Jackson v. Mosby Truck Service, Inc.

McGehee, C. J.

The appellants, who are the parents, brothers and sisters of Doris Jackson, deceased, brought this suit to recover damages for personal injuries to deceased, in the Circuit Court of Madison County, Mississippi, against the appellees Mosby Truck Service, Inc., and Ivory Chambers, driver of the truck which collided with the automobile in which Doris Jackson was riding when she was killed.

The proof discloses that about 10:30 P. M. on November 18, 1960, Doris Jackson, the deceased, was a passenger in an automobile which was being driven north by her mother on the east paved lane of U. S. Highway 51 a short distance north of Tougaloo in Hinds County, Mississippi, when it is alleged that “suddenly and without warning”, the corporate defendant’s truck, driven by its agent and servant Ivory Chambers, struck the rear end of the car occupied by the deceased, the front end of the truck striking the rear end of the car with a tremendous blow, and knocking it off the highway and injuring the said Doris Jackson so severely that she subsequently died as a result of the said accident. The declaration then sets forth in some detail the duty of the defendants to have kept the truck under reasonable and proper control, to obey the rules of the road, to drive at a reasonable speed, and to keep a reasonable and proper lookout ahead, etc.

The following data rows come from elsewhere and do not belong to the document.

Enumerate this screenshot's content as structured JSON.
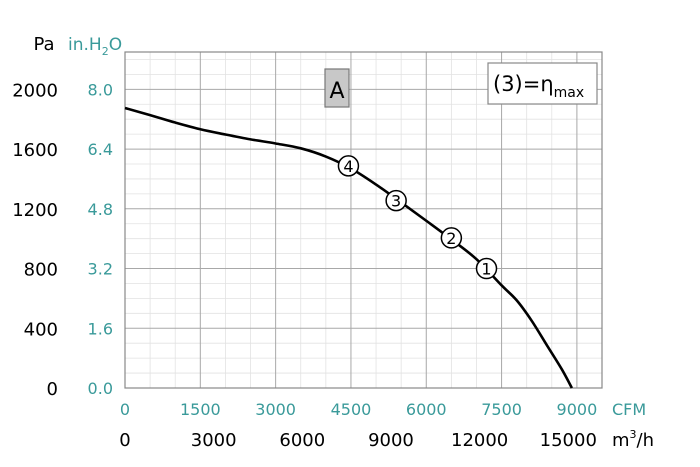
{
  "chart_data": {
    "type": "line",
    "axis_units": {
      "y_left": "Pa",
      "y_right": "in.H2O",
      "x_top": "CFM",
      "x_bottom": "m³/h"
    },
    "y_ticks_pa": [
      "0",
      "400",
      "800",
      "1200",
      "1600",
      "2000"
    ],
    "y_ticks_inh2o": [
      "0.0",
      "1.6",
      "3.2",
      "4.8",
      "6.4",
      "8.0"
    ],
    "x_ticks_m3h": [
      "0",
      "3000",
      "6000",
      "9000",
      "12000",
      "15000"
    ],
    "x_ticks_cfm": [
      "0",
      "1500",
      "3000",
      "4500",
      "6000",
      "7500",
      "9000"
    ],
    "xlim_cfm": [
      0,
      9500
    ],
    "ylim_inh2o": [
      0,
      9.0
    ],
    "grid": true,
    "curve_label": "A",
    "legend_text": "(3)=η",
    "legend_subscript": "max",
    "series": [
      {
        "x_cfm": [
          0,
          500,
          1000,
          1500,
          2000,
          2500,
          3000,
          3500,
          4000,
          4500,
          5000,
          5500,
          6000,
          6500,
          7000,
          7500,
          7800,
          8100,
          8400,
          8700,
          8900
        ],
        "y_inh2o": [
          7.5,
          7.31,
          7.11,
          6.93,
          6.79,
          6.66,
          6.55,
          6.42,
          6.2,
          5.88,
          5.45,
          4.97,
          4.48,
          3.98,
          3.45,
          2.75,
          2.35,
          1.8,
          1.15,
          0.5,
          0.0
        ]
      }
    ],
    "points": [
      {
        "label": "1",
        "x_cfm": 7200,
        "y_inh2o": 3.2
      },
      {
        "label": "2",
        "x_cfm": 6500,
        "y_inh2o": 4.02
      },
      {
        "label": "3",
        "x_cfm": 5400,
        "y_inh2o": 5.02
      },
      {
        "label": "4",
        "x_cfm": 4450,
        "y_inh2o": 5.95
      }
    ]
  }
}
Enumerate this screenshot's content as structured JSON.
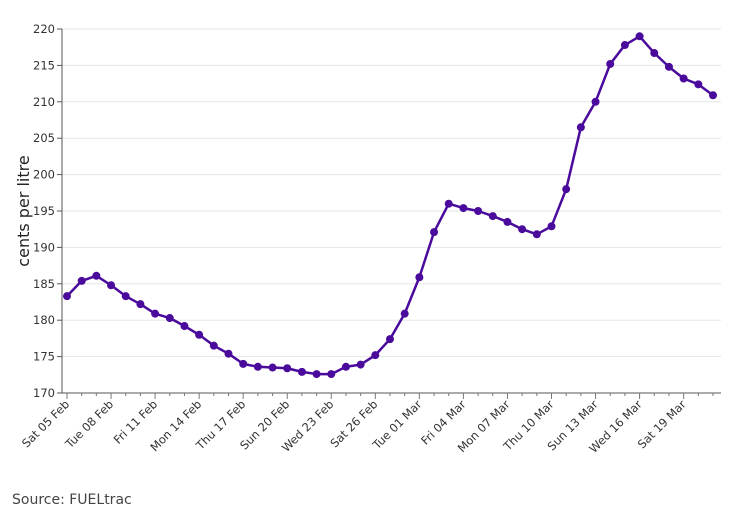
{
  "chart_data": {
    "type": "line",
    "title": "",
    "xlabel": "",
    "ylabel": "cents per litre",
    "ylim": [
      170,
      220
    ],
    "yticks": [
      170,
      175,
      180,
      185,
      190,
      195,
      200,
      205,
      210,
      215,
      220
    ],
    "grid": true,
    "color": "#4a0a9c",
    "x": [
      "Sat 05 Feb",
      "Sun 06 Feb",
      "Mon 07 Feb",
      "Tue 08 Feb",
      "Wed 09 Feb",
      "Thu 10 Feb",
      "Fri 11 Feb",
      "Sat 12 Feb",
      "Sun 13 Feb",
      "Mon 14 Feb",
      "Tue 15 Feb",
      "Wed 16 Feb",
      "Thu 17 Feb",
      "Fri 18 Feb",
      "Sat 19 Feb",
      "Sun 20 Feb",
      "Mon 21 Feb",
      "Tue 22 Feb",
      "Wed 23 Feb",
      "Thu 24 Feb",
      "Fri 25 Feb",
      "Sat 26 Feb",
      "Sun 27 Feb",
      "Mon 28 Feb",
      "Tue 01 Mar",
      "Wed 02 Mar",
      "Thu 03 Mar",
      "Fri 04 Mar",
      "Sat 05 Mar",
      "Sun 06 Mar",
      "Mon 07 Mar",
      "Tue 08 Mar",
      "Wed 09 Mar",
      "Thu 10 Mar",
      "Fri 11 Mar",
      "Sat 12 Mar",
      "Sun 13 Mar",
      "Mon 14 Mar",
      "Tue 15 Mar",
      "Wed 16 Mar",
      "Thu 17 Mar",
      "Fri 18 Mar",
      "Sat 19 Mar",
      "Sun 20 Mar",
      "Mon 21 Mar"
    ],
    "xticks": [
      "Sat 05 Feb",
      "Tue 08 Feb",
      "Fri 11 Feb",
      "Mon 14 Feb",
      "Thu 17 Feb",
      "Sun 20 Feb",
      "Wed 23 Feb",
      "Sat 26 Feb",
      "Tue 01 Mar",
      "Fri 04 Mar",
      "Mon 07 Mar",
      "Thu 10 Mar",
      "Sun 13 Mar",
      "Wed 16 Mar",
      "Sat 19 Mar"
    ],
    "values": [
      183.3,
      185.4,
      186.1,
      184.8,
      183.3,
      182.2,
      180.9,
      180.3,
      179.2,
      178.0,
      176.5,
      175.4,
      174.0,
      173.6,
      173.5,
      173.4,
      172.9,
      172.6,
      172.6,
      173.6,
      173.9,
      175.2,
      177.4,
      180.9,
      185.9,
      192.1,
      196.0,
      195.4,
      195.0,
      194.3,
      193.5,
      192.5,
      191.8,
      192.9,
      198.0,
      206.5,
      210.0,
      215.2,
      217.8,
      219.0,
      216.7,
      214.8,
      213.2,
      212.4,
      210.9
    ]
  },
  "source": "Source: FUELtrac"
}
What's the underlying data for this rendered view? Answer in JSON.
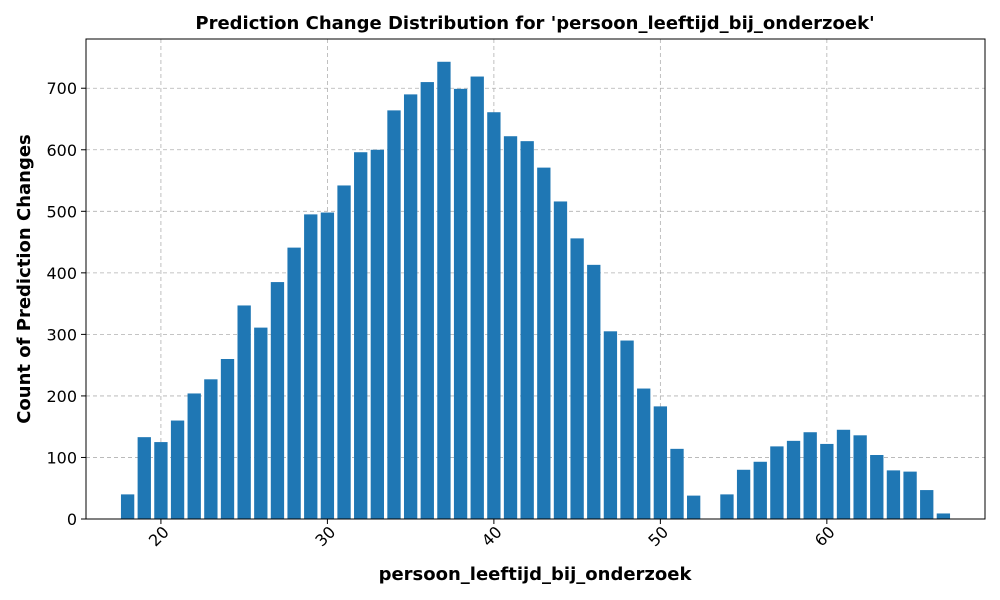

The proof on behalf of the appellees was to the effect that the automobile in which Doris Jackson was riding, upon leaving a nearby filling station, had suddenly, negligently, and without warning or signal turned from the east shoulder of the highway onto the paved portion thereof directly in front of the truck driven by the defendant Chambers, and that the turning of the automo*745bile from a direct course without giving a proper, and lawful signal of the driver of the car to make such a turn, was the sole proximate cause of the collision and injuries.

Ivory Chambers testified in effect, and we quote a summary of his testimony taken from the appellants’ brief, with reference to the action of the automobile in which Doris Jackson was riding, the following: “It gradually went off the road, and he' (Chambers) thought it was going to stay off, but it came back on the highway, passed the barricade and went off on the shoulder again. He testified he thought it was going to stay off but when it pulled back on ‘I didn’t have time to do anything but try to stop, and that’s all I could do, put on my brakes’.”

It seems to have been the theory of the defendant Ivory Chambers that there was a small fence that went down to the paved highway about 400 feet north of the Site Das Station at which the car in which Doris Jackson was riding had theretofore stopped, and that there were some piles of gravel on the shoulder of the highway shortly north of the little fence or barricade, and that the car in which Doris Jackson was riding had endeavored to go back on the highway by going around the end of the little fence, and then again coming back onto the paved highway to avoid the piles of gravel, which are not plainly visible from an examination of the photographs, and that the truck driven by Ivory Chambers was then so near the automobile (about 25 feet away) that it was impossible for him to stop and avoid the collision.

In other words, the testimony as to whether the truck had time to avoid colliding with the car ahead was conflicting and presented an issue of fact for the jury.

The driver of the truck did not blow a horn to warn the automobile of his approach from the rear thereof and the jury could have believed that his failure to do so was the sole proximate cause of the collision, but the jury evidently did not so believe. Moreover, the plaintiffs did not request or obtain an instruction that it was the duty *746of the driver of the truck to have warned the plaintiffs of his approach by sounding a horn, as the law requires.

A careful reading of the record discloses that the testimony regarding the happening of the accident was in conflict and the Court here is of the opinion that an issue of fact was presented for the decision of the jury, and the Court is unable to say that the verdict was against the overwhelming weight of the testimony. The verdict and judgment in favor of the defendants must therefore be affirmed.

Affirmed.

Ethridge, Gillespie, McElroy, and Jones, JJ., concur.